During migration, a device management service can preserve managed apps on iOS devices. Normally, devices remove managed apps and their local data when unenrolling from a service, which happens when the device starts migrating. If the admin wants users to have the same set of managed apps after migration as they had before migration, then preserving apps during migration ensures no data loss and a quicker migration because the device doesn’t need to download previously installed managed apps.

The app preservation behavior works for apps installed using MDM commands such as Install Application, or declarative management using AppManaged declarations. To support this, the following occurs:

Before migration starts, the destination device management service assigns a Profile with the await_device_configured key with a value of true to the device, to ensure the device enters the await configuration state during migration.
When migration starts, the device stores the list of currently managed apps before unenrolling from the original service. Then, when the device unenrolls, it ensures the system doesn’t delete the previously managed apps.
After the device enrolls and enters the await configuration state, before sending the Device Configured command, the destination service installs MDM or declarative management apps it wants preserved. The device won’t download these apps again. It also installs any other apps, profiles, or declarations needed for setup. The device downloads any new apps, but the download and install operations happen in the background, allowing the migration to continue.
When migration completes, the device compares the new set of managed apps with the preserved list from the original service, and removes any apps in the preserved list that weren’t reinstalled by the destination service.

Handle multiple users when migrating macOS devices

MacOS devices can have multiple user accounts. When a device management service manages a device, if it includes the value com.apple.mdm.per-user-connections in the ServerCapabilities key in its MDM profile payload, then it can also manage a single user account on the device.
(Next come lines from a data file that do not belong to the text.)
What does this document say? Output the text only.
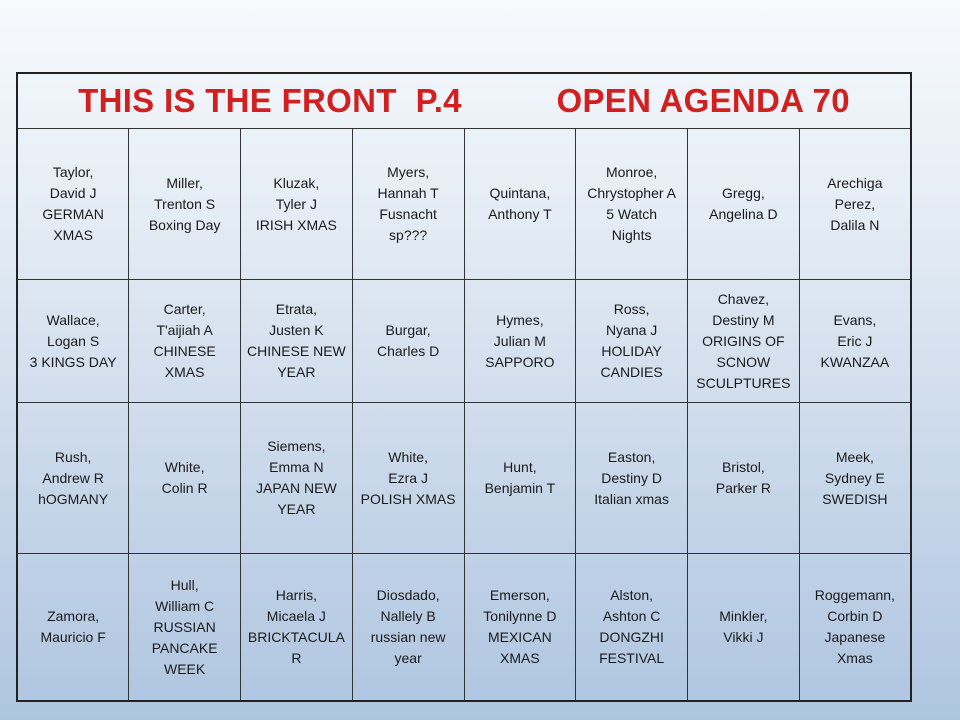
THIS IS THE FRONT  P.4          OPEN AGENDA 70							

Taylor,
David J
GERMAN
XMAS	Miller,
Trenton S
Boxing Day	Kluzak,
Tyler J
IRISH XMAS	Myers,
Hannah T
Fusnacht
sp???	Quintana,
Anthony T	Monroe,
Chrystopher A
5 Watch
Nights	Gregg,
Angelina D	Arechiga
Perez,
Dalila N

Wallace,
Logan S
3 KINGS DAY	Carter,
T'aijiah A
CHINESE
XMAS	Etrata,
Justen K
CHINESE NEW
YEAR	Burgar,
Charles D	Hymes,
Julian M
SAPPORO	Ross,
Nyana J
HOLIDAY
CANDIES	Chavez,
Destiny M
ORIGINS OF
SCNOW
SCULPTURES	Evans,
Eric J
KWANZAA

Rush,
Andrew R
hOGMANY	White,
Colin R	Siemens,
Emma N
JAPAN NEW
YEAR	White,
Ezra J
POLISH XMAS	Hunt,
Benjamin T	Easton,
Destiny D
Italian xmas	Bristol,
Parker R	Meek,
Sydney E
SWEDISH

Zamora,
Mauricio F	Hull,
William C
RUSSIAN
PANCAKE
WEEK	Harris,
Micaela J
BRICKTACULA
R	Diosdado,
Nallely B
russian new
year	Emerson,
Tonilynne D
MEXICAN
XMAS	Alston,
Ashton C
DONGZHI
FESTIVAL	Minkler,
Vikki J	Roggemann,
Corbin D
Japanese
Xmas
That applies to local and network user accounts on the device. The following rules apply when migrating macOS devices:

If there’s a managed local user prior to migration, the device can start migration only when that user is signed in, with either the user triggering migration themselves or the device triggering migration when it reaches the deadline. After migration, if the destination service supports managing users, then it manages the same local user that was managed before.
If there’s a managed local user, but they aren’t signed in, the device notifies other signed-in users about the migration, but they can’t trigger migration themselves, and the device can’t trigger migration when it reaches the deadline. Instead, the device advises the nonmanaged user that the managed local user needs to sign in to start migration.
If there’s no managed local user prior to migration, the device allows any user to trigger migration or proceed with migration when it reaches the deadline. After migration, if the destination service supports managing users, then it manages the user that was signed in at the time of migration.

Ensure the FileVault recovery key resets

If the original device management service sets a FileVault Full Disk Encryption recovery key by installing a com.apple.security.FDERecoveryKeyEscrow profile payload, that key remains on the device after migration until the destination service sends its own com.apple.security.FDERecoveryKeyEscrow profile payload. If this happens, the device creates a new recovery key. To achieve optimal security, the destination service needs to install the com.apple.security.FDERecoveryKeyEscrow profile payload during the await configuration state.